Gorilla: Large Language Model Connected with Massive APIs

The power of LLMs, in a commercial setting, comes from its ability to use other tools and integrate business domain knowledge too. Unfotunately, it is still challenging getting the LLMs to work well when hooking up custom APIs that interface with custom processes and data. This paper is interesting, largely because it may be a step forward in getting the LLM to accurately use custom tooling.
paper
Author

Hongsup Shin

Published

April 18, 2024

Why this paper?

The power of LLMs, in a commercial setting, comes from its ability to use other tools and integrate business domain knowledge too. Unfotunately, it is still challenging getting the LLMs to work well when hooking up custom APIs that interface with custom processes and data. This paper is interesting, largely because it may be a step forward in getting the LLM to accurately use custom tooling.

LLM agents

We first discussed what LLM agents are and how they operate. Joel provided us with a good introduction. LLM agents are tools with APIs that interact with LLMs to build a customized tool that serves your product’s custom needs. An NVIDIA blog post about LLM agents gives an example of using an LLM agent to summarize an earnings call, which requires a complex process more than just looking up an answer. Using an LLM agent is what the paper refers to as “using a tool via API calls.”

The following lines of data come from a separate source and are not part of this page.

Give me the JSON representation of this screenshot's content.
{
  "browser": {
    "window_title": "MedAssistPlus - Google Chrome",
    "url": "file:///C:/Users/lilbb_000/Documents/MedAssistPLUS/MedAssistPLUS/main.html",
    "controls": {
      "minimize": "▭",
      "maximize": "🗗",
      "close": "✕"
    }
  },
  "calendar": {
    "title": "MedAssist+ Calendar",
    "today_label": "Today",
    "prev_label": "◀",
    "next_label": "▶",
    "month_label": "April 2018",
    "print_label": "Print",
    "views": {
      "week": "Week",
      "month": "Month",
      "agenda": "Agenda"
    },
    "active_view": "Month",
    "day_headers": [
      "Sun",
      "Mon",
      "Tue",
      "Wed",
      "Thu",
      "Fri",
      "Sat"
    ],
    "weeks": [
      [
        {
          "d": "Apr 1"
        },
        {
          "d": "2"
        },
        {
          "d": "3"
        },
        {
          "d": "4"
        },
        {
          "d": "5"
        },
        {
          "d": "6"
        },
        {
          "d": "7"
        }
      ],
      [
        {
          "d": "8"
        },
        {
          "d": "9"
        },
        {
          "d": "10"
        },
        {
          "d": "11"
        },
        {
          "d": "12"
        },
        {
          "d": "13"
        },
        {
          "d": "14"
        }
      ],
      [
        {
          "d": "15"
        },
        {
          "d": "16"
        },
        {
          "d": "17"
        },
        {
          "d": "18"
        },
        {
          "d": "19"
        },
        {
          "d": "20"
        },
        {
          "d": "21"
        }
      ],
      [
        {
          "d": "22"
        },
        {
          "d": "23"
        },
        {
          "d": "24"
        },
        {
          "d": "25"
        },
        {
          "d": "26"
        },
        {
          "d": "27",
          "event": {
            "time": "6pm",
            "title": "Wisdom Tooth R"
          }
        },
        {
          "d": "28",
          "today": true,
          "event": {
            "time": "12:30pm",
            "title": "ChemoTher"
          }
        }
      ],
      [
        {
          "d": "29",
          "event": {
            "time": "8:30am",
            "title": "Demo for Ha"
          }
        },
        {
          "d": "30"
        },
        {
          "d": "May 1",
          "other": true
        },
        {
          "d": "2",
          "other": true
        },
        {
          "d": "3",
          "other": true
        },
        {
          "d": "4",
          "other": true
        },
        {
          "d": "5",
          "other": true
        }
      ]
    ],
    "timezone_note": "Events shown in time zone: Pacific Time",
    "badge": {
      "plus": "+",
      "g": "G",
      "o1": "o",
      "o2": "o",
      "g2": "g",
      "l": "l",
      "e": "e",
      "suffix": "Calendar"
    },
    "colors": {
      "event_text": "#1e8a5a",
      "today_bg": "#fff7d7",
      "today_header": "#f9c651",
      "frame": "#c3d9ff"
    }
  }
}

Why this paper is interesting

Even though one of the paper’s most interesting points is the test-time behavior of Gorilla, which can dynamically update its answer using up-to-date information instead of a static snapshot from training data, we think the main contribution lies in their APIBench benchmark and the fact that they were able to train a relatively small model, with better performance.

Training data

We were slightly confused by the authors’ description of training data, especially when they said they constructed six examples (Instruction-API pairs) for each of the three model hubs. From our understanding, the authors ended up having 1,645 data points and per data point, they had 6 samples, which they chose 3 out of, and then generated 10 pairs. We briefly looked at their training data shared on their GitHub repo. We were quite surprised that they included a variety of examples from requesting specific coding examples to asking for inspirations for poetry writing. We also appreciated that the authors released the training data to be more cognizant of their tool’s social impacts.

Retrievers

Joel also provided the group with a brief explanation of how retrievers work. Essentially, retrievers do similarity match and pick the top ranked item based on a prompt. Retriever-aware training was introduced as a main feature of Gorilla, which enables test-time performance. That said, it was important to understand that Gorilla had two modes: zero-shot (without retriever) and retriever-aware.

Final thoughts

This paper is still a preprint but the tool has been getting a lot of attention lately. However, we very much agreed that this paper could be more polished after a review process. For instance, we found that their best model performance came from the mode without retriever (zero-shot) even though their hightlight is the retriever-aware mode. Also, they had almost no mention of compute resources other than the model size. Given that this group already has follow-up papers based on Gorilla, we are interested in how this paper would be reviewed and further developed.